Kippy’s father is a school counselor, calls her ridiculous names and keeps her close by. Their friend across the street lives by himself ever since his parents died in a truck accident when it collided with a deer. He mostly plays video games and collects stuff, but he was Kippy's babysitter and seems to be about the calmest, rational character in the bunch.

When Ruth’s boyfriend is arrested, despite every indication that he didn’t do it (especially when there is a subsequent murder), Kippy decides to find out who really killed Ruth. The sheriff doesn’t care who really did it because Ruth’s boyfriend also tried to have his way with his daughter and he hasn’t forgiven the kid.

All the relationships in the book are tainted in similar ways. The language used throughout is very fond of certain Anglo-Saxon terms. Everyone lives on beer and meat; the one time Kippy asks her father for a salad is sad and typical of the way Hale's story condemns everything Kippy sees. After Kippy’s father catches her trying to solve the murder, he has her committed to a mental hospital. Pre-publication publicity compared the novel to Fargo, and that was not accurate.

This novel disappointed on so many levels -- characterization, plotting, who the killer was. But overall, the biggest disappointment is that Hale's novel would have been so much more with some finesse. The sardonic tone is wonderful but the world is describes is so OTT that it doesn't matter. Not much of anything matters in Kippy's world.
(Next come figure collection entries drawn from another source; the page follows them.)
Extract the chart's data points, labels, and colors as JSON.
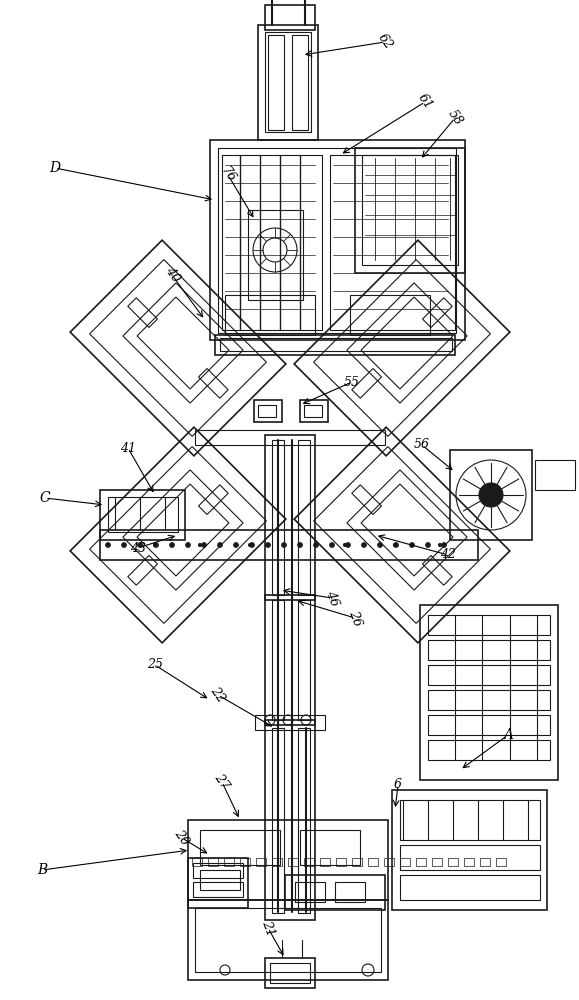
{
  "bg_color": "#ffffff",
  "line_color": "#1a1a1a",
  "figsize": [
    5.79,
    10.0
  ],
  "dpi": 100,
  "xlim": [
    0,
    579
  ],
  "ylim": [
    0,
    1000
  ]
}
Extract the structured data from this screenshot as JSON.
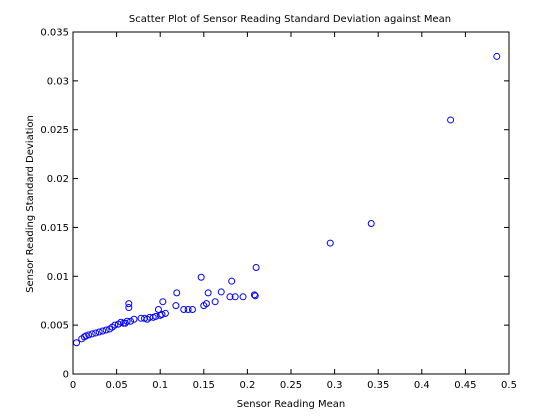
{
  "chart_data": {
    "type": "scatter",
    "title": "Scatter Plot of Sensor Reading Standard Deviation against Mean",
    "xlabel": "Sensor Reading Mean",
    "ylabel": "Sensor Reading Standard Deviation",
    "xlim": [
      0,
      0.5
    ],
    "ylim": [
      0,
      0.035
    ],
    "xticks": [
      0,
      0.05,
      0.1,
      0.15,
      0.2,
      0.25,
      0.3,
      0.35,
      0.4,
      0.45,
      0.5
    ],
    "xtick_labels": [
      "0",
      "0.05",
      "0.1",
      "0.15",
      "0.2",
      "0.25",
      "0.3",
      "0.35",
      "0.4",
      "0.45",
      "0.5"
    ],
    "yticks": [
      0,
      0.005,
      0.01,
      0.015,
      0.02,
      0.025,
      0.03,
      0.035
    ],
    "ytick_labels": [
      "0",
      "0.005",
      "0.01",
      "0.015",
      "0.02",
      "0.025",
      "0.03",
      "0.035"
    ],
    "grid": false,
    "legend": false,
    "marker_color": "#0000ff",
    "series": [
      {
        "points": [
          [
            0.004,
            0.0032
          ],
          [
            0.01,
            0.0036
          ],
          [
            0.013,
            0.0038
          ],
          [
            0.015,
            0.0039
          ],
          [
            0.018,
            0.004
          ],
          [
            0.022,
            0.0041
          ],
          [
            0.026,
            0.0042
          ],
          [
            0.03,
            0.0043
          ],
          [
            0.034,
            0.0044
          ],
          [
            0.038,
            0.0045
          ],
          [
            0.042,
            0.0046
          ],
          [
            0.045,
            0.0048
          ],
          [
            0.048,
            0.005
          ],
          [
            0.052,
            0.0051
          ],
          [
            0.055,
            0.0053
          ],
          [
            0.058,
            0.0052
          ],
          [
            0.06,
            0.0052
          ],
          [
            0.062,
            0.0054
          ],
          [
            0.064,
            0.0068
          ],
          [
            0.064,
            0.0072
          ],
          [
            0.066,
            0.0054
          ],
          [
            0.07,
            0.0056
          ],
          [
            0.078,
            0.0057
          ],
          [
            0.082,
            0.0057
          ],
          [
            0.085,
            0.0056
          ],
          [
            0.088,
            0.0058
          ],
          [
            0.092,
            0.0058
          ],
          [
            0.095,
            0.0059
          ],
          [
            0.098,
            0.0066
          ],
          [
            0.1,
            0.006
          ],
          [
            0.102,
            0.0061
          ],
          [
            0.103,
            0.0074
          ],
          [
            0.106,
            0.0062
          ],
          [
            0.118,
            0.007
          ],
          [
            0.119,
            0.0083
          ],
          [
            0.127,
            0.0066
          ],
          [
            0.132,
            0.0066
          ],
          [
            0.137,
            0.0066
          ],
          [
            0.147,
            0.0099
          ],
          [
            0.15,
            0.007
          ],
          [
            0.153,
            0.0072
          ],
          [
            0.155,
            0.0083
          ],
          [
            0.163,
            0.0074
          ],
          [
            0.17,
            0.0084
          ],
          [
            0.18,
            0.0079
          ],
          [
            0.182,
            0.0095
          ],
          [
            0.186,
            0.0079
          ],
          [
            0.195,
            0.0079
          ],
          [
            0.208,
            0.0081
          ],
          [
            0.209,
            0.008
          ],
          [
            0.21,
            0.0109
          ],
          [
            0.295,
            0.0134
          ],
          [
            0.342,
            0.0154
          ],
          [
            0.433,
            0.026
          ],
          [
            0.486,
            0.0325
          ]
        ]
      }
    ]
  }
}
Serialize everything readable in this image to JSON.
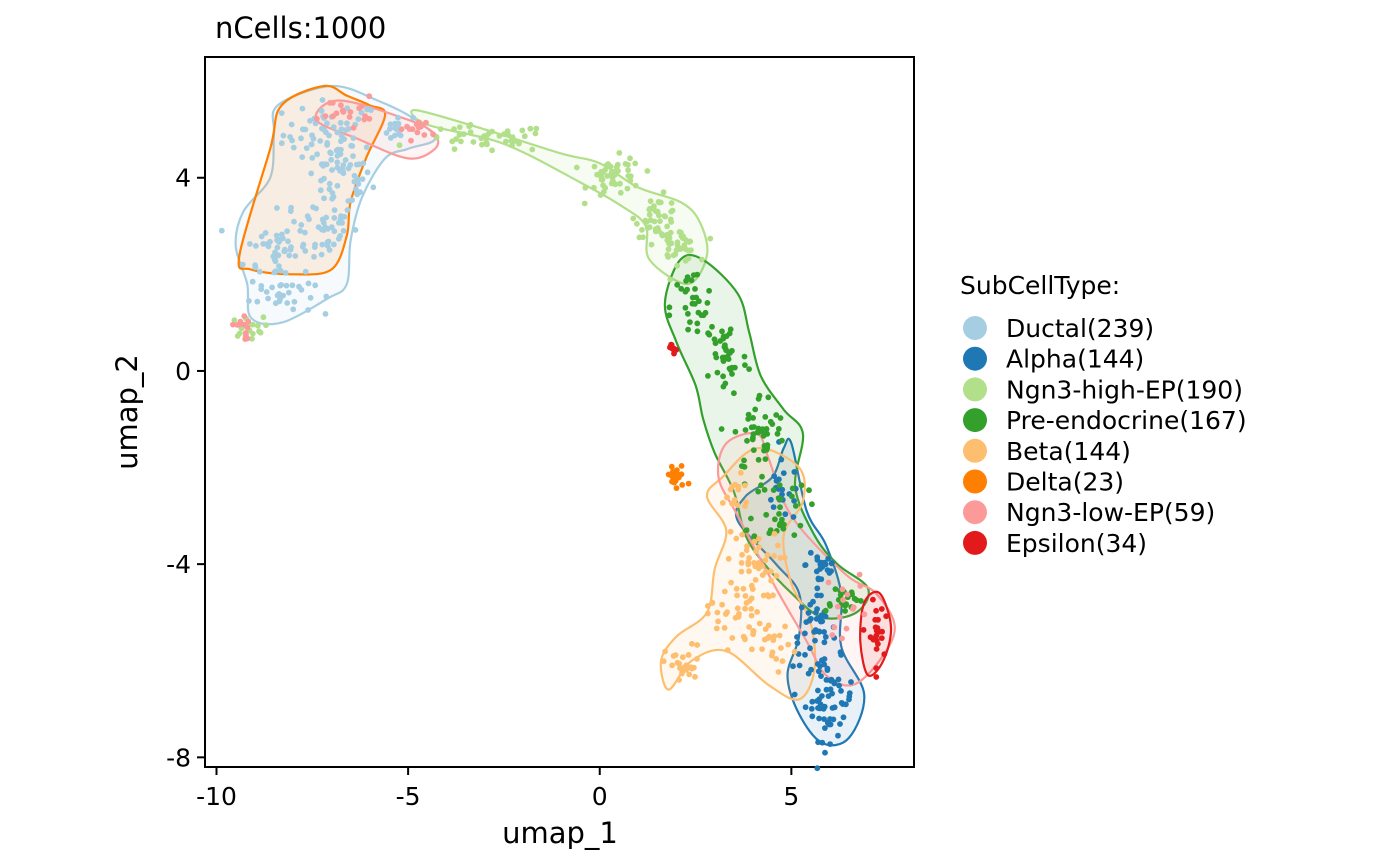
{
  "chart_data": {
    "type": "scatter",
    "title": "nCells:1000",
    "xlabel": "umap_1",
    "ylabel": "umap_2",
    "xlim": [
      -10.3,
      8.2
    ],
    "ylim": [
      -8.2,
      6.5
    ],
    "xticks": [
      -10,
      -5,
      0,
      5
    ],
    "xtick_labels": [
      "-10",
      "-5",
      "0",
      "5"
    ],
    "yticks": [
      -8,
      -4,
      0,
      4
    ],
    "ytick_labels": [
      "-8",
      "-4",
      "0",
      "4"
    ],
    "grid": false,
    "legend_position": "right",
    "legend_title": "SubCellType:",
    "series": [
      {
        "name": "Ductal(239)",
        "color": "#A6CEE3",
        "count": 239,
        "hull": [
          [
            -8.4,
            5.5
          ],
          [
            -7.0,
            5.9
          ],
          [
            -5.8,
            5.6
          ],
          [
            -4.8,
            5.2
          ],
          [
            -4.3,
            4.8
          ],
          [
            -5.0,
            4.6
          ],
          [
            -5.6,
            4.4
          ],
          [
            -6.2,
            3.6
          ],
          [
            -6.5,
            2.7
          ],
          [
            -6.6,
            1.8
          ],
          [
            -7.1,
            1.5
          ],
          [
            -8.3,
            1.0
          ],
          [
            -9.1,
            1.1
          ],
          [
            -9.2,
            1.8
          ],
          [
            -9.5,
            2.6
          ],
          [
            -9.3,
            3.3
          ],
          [
            -8.6,
            4.0
          ],
          [
            -8.5,
            4.9
          ]
        ],
        "blobs": [
          {
            "c": [
              -7.0,
              4.9
            ],
            "s": [
              0.9,
              0.5
            ],
            "n": 60
          },
          {
            "c": [
              -6.8,
              4.0
            ],
            "s": [
              0.6,
              0.5
            ],
            "n": 45
          },
          {
            "c": [
              -7.3,
              3.0
            ],
            "s": [
              0.7,
              0.5
            ],
            "n": 45
          },
          {
            "c": [
              -8.4,
              2.5
            ],
            "s": [
              0.6,
              0.5
            ],
            "n": 45
          },
          {
            "c": [
              -8.3,
              1.6
            ],
            "s": [
              0.6,
              0.3
            ],
            "n": 29
          },
          {
            "c": [
              -5.3,
              5.0
            ],
            "s": [
              0.3,
              0.2
            ],
            "n": 15
          }
        ]
      },
      {
        "name": "Alpha(144)",
        "color": "#1F78B4",
        "count": 144,
        "hull": [
          [
            5.0,
            -1.5
          ],
          [
            5.4,
            -2.9
          ],
          [
            5.9,
            -3.6
          ],
          [
            6.3,
            -4.6
          ],
          [
            6.3,
            -5.7
          ],
          [
            6.9,
            -6.7
          ],
          [
            6.5,
            -7.6
          ],
          [
            5.8,
            -7.7
          ],
          [
            5.2,
            -7.1
          ],
          [
            4.9,
            -6.3
          ],
          [
            5.2,
            -5.5
          ],
          [
            5.2,
            -4.6
          ],
          [
            4.6,
            -4.0
          ],
          [
            3.6,
            -3.1
          ],
          [
            3.8,
            -2.6
          ],
          [
            4.5,
            -2.2
          ],
          [
            4.8,
            -1.6
          ]
        ],
        "blobs": [
          {
            "c": [
              6.0,
              -6.8
            ],
            "s": [
              0.45,
              0.6
            ],
            "n": 60
          },
          {
            "c": [
              5.6,
              -5.4
            ],
            "s": [
              0.4,
              0.55
            ],
            "n": 42
          },
          {
            "c": [
              5.8,
              -4.0
            ],
            "s": [
              0.3,
              0.4
            ],
            "n": 22
          },
          {
            "c": [
              4.8,
              -2.5
            ],
            "s": [
              0.4,
              0.45
            ],
            "n": 20
          }
        ]
      },
      {
        "name": "Ngn3-high-EP(190)",
        "color": "#B2DF8A",
        "count": 190,
        "hull": [
          [
            -4.8,
            5.4
          ],
          [
            -3.0,
            5.0
          ],
          [
            -1.0,
            4.5
          ],
          [
            0.0,
            4.3
          ],
          [
            1.0,
            3.8
          ],
          [
            2.1,
            3.5
          ],
          [
            2.6,
            3.1
          ],
          [
            2.8,
            2.4
          ],
          [
            2.3,
            1.8
          ],
          [
            1.3,
            2.3
          ],
          [
            1.2,
            3.0
          ],
          [
            0.6,
            3.4
          ],
          [
            -0.5,
            3.9
          ],
          [
            -2.5,
            4.7
          ],
          [
            -4.5,
            5.1
          ]
        ],
        "blobs": [
          {
            "c": [
              -3.0,
              4.8
            ],
            "s": [
              1.2,
              0.2
            ],
            "n": 42
          },
          {
            "c": [
              0.4,
              4.0
            ],
            "s": [
              0.5,
              0.3
            ],
            "n": 48
          },
          {
            "c": [
              1.5,
              3.2
            ],
            "s": [
              0.4,
              0.3
            ],
            "n": 40
          },
          {
            "c": [
              2.0,
              2.6
            ],
            "s": [
              0.4,
              0.25
            ],
            "n": 40
          },
          {
            "c": [
              -9.2,
              0.9
            ],
            "s": [
              0.3,
              0.15
            ],
            "n": 20
          }
        ]
      },
      {
        "name": "Pre-endocrine(167)",
        "color": "#33A02C",
        "count": 167,
        "hull": [
          [
            2.1,
            2.3
          ],
          [
            2.7,
            2.3
          ],
          [
            3.6,
            1.6
          ],
          [
            3.9,
            0.8
          ],
          [
            4.2,
            -0.1
          ],
          [
            4.8,
            -0.8
          ],
          [
            5.3,
            -1.3
          ],
          [
            5.1,
            -2.4
          ],
          [
            5.6,
            -3.4
          ],
          [
            6.2,
            -4.0
          ],
          [
            7.0,
            -4.5
          ],
          [
            6.7,
            -5.0
          ],
          [
            5.8,
            -5.1
          ],
          [
            5.0,
            -4.6
          ],
          [
            4.3,
            -4.0
          ],
          [
            3.8,
            -3.4
          ],
          [
            3.5,
            -2.5
          ],
          [
            3.0,
            -1.7
          ],
          [
            2.7,
            -1.0
          ],
          [
            2.5,
            -0.3
          ],
          [
            2.0,
            0.6
          ],
          [
            1.7,
            1.4
          ]
        ],
        "blobs": [
          {
            "c": [
              2.4,
              1.3
            ],
            "s": [
              0.4,
              0.6
            ],
            "n": 30
          },
          {
            "c": [
              3.3,
              0.3
            ],
            "s": [
              0.4,
              0.6
            ],
            "n": 40
          },
          {
            "c": [
              4.2,
              -1.3
            ],
            "s": [
              0.5,
              0.6
            ],
            "n": 45
          },
          {
            "c": [
              4.7,
              -2.8
            ],
            "s": [
              0.5,
              0.6
            ],
            "n": 32
          },
          {
            "c": [
              6.3,
              -4.7
            ],
            "s": [
              0.4,
              0.2
            ],
            "n": 20
          }
        ]
      },
      {
        "name": "Beta(144)",
        "color": "#FDBF6F",
        "count": 144,
        "hull": [
          [
            3.2,
            -2.2
          ],
          [
            4.1,
            -1.6
          ],
          [
            5.2,
            -2.0
          ],
          [
            5.3,
            -2.7
          ],
          [
            4.8,
            -3.4
          ],
          [
            5.0,
            -4.4
          ],
          [
            5.5,
            -5.2
          ],
          [
            5.6,
            -6.2
          ],
          [
            5.2,
            -6.8
          ],
          [
            4.4,
            -6.5
          ],
          [
            3.3,
            -5.8
          ],
          [
            2.4,
            -6.0
          ],
          [
            1.8,
            -6.6
          ],
          [
            1.6,
            -6.0
          ],
          [
            2.0,
            -5.5
          ],
          [
            2.8,
            -5.0
          ],
          [
            3.0,
            -4.1
          ],
          [
            3.3,
            -3.3
          ],
          [
            2.8,
            -2.6
          ]
        ],
        "blobs": [
          {
            "c": [
              3.5,
              -2.6
            ],
            "s": [
              0.4,
              0.3
            ],
            "n": 16
          },
          {
            "c": [
              4.0,
              -4.0
            ],
            "s": [
              0.5,
              0.5
            ],
            "n": 40
          },
          {
            "c": [
              3.5,
              -5.0
            ],
            "s": [
              0.5,
              0.5
            ],
            "n": 38
          },
          {
            "c": [
              2.2,
              -6.1
            ],
            "s": [
              0.35,
              0.3
            ],
            "n": 30
          },
          {
            "c": [
              4.6,
              -5.8
            ],
            "s": [
              0.4,
              0.4
            ],
            "n": 20
          }
        ]
      },
      {
        "name": "Delta(23)",
        "color": "#FF7F00",
        "count": 23,
        "hull": [
          [
            -9.4,
            2.4
          ],
          [
            -8.6,
            4.6
          ],
          [
            -8.3,
            5.5
          ],
          [
            -7.2,
            5.9
          ],
          [
            -6.6,
            5.7
          ],
          [
            -6.0,
            5.5
          ],
          [
            -5.6,
            5.3
          ],
          [
            -6.1,
            4.4
          ],
          [
            -6.5,
            3.5
          ],
          [
            -6.6,
            2.8
          ],
          [
            -7.0,
            2.1
          ],
          [
            -8.0,
            2.0
          ],
          [
            -9.1,
            2.1
          ]
        ],
        "blobs": [
          {
            "c": [
              2.0,
              -2.2
            ],
            "s": [
              0.2,
              0.2
            ],
            "n": 23
          }
        ]
      },
      {
        "name": "Ngn3-low-EP(59)",
        "color": "#FB9A99",
        "count": 59,
        "hull": [
          [
            -6.8,
            5.6
          ],
          [
            -5.0,
            5.2
          ],
          [
            -4.3,
            4.9
          ],
          [
            -4.3,
            4.6
          ],
          [
            -5.0,
            4.4
          ],
          [
            -6.3,
            4.8
          ],
          [
            -7.4,
            5.2
          ],
          [
            3.3,
            -1.5
          ],
          [
            4.1,
            -1.3
          ],
          [
            4.4,
            -1.8
          ],
          [
            5.0,
            -3.0
          ],
          [
            6.4,
            -4.2
          ],
          [
            7.2,
            -4.6
          ],
          [
            7.7,
            -5.3
          ],
          [
            7.3,
            -6.0
          ],
          [
            6.6,
            -6.5
          ],
          [
            5.9,
            -6.3
          ],
          [
            5.4,
            -5.6
          ],
          [
            4.6,
            -4.5
          ],
          [
            3.6,
            -3.0
          ],
          [
            3.1,
            -2.2
          ]
        ],
        "blobs": [
          {
            "c": [
              -6.6,
              5.4
            ],
            "s": [
              0.5,
              0.2
            ],
            "n": 18
          },
          {
            "c": [
              -4.8,
              5.0
            ],
            "s": [
              0.3,
              0.15
            ],
            "n": 14
          },
          {
            "c": [
              6.5,
              -4.8
            ],
            "s": [
              0.4,
              0.5
            ],
            "n": 15
          },
          {
            "c": [
              -9.3,
              0.9
            ],
            "s": [
              0.2,
              0.2
            ],
            "n": 12
          }
        ]
      },
      {
        "name": "Epsilon(34)",
        "color": "#E31A1C",
        "count": 34,
        "hull": [
          [
            6.9,
            -4.8
          ],
          [
            7.3,
            -4.6
          ],
          [
            7.6,
            -5.3
          ],
          [
            7.4,
            -6.0
          ],
          [
            7.0,
            -6.3
          ],
          [
            6.8,
            -5.6
          ]
        ],
        "blobs": [
          {
            "c": [
              7.2,
              -5.5
            ],
            "s": [
              0.15,
              0.5
            ],
            "n": 24
          },
          {
            "c": [
              1.9,
              0.5
            ],
            "s": [
              0.15,
              0.1
            ],
            "n": 10
          }
        ]
      }
    ]
  }
}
If you care, you get sent to the looney bin.

Ironically enough, that original review's complaint about the book apologizing for rape that set Hale off to stalking the reviewer? Didn't see that part in the actual ARC, unless the reviewer meant the subplot where the middle-age attorney shags the teenage murder victim in a consensual relationship. For fiction that's far worse in that regard, there's always a certain novel by Greg Iles.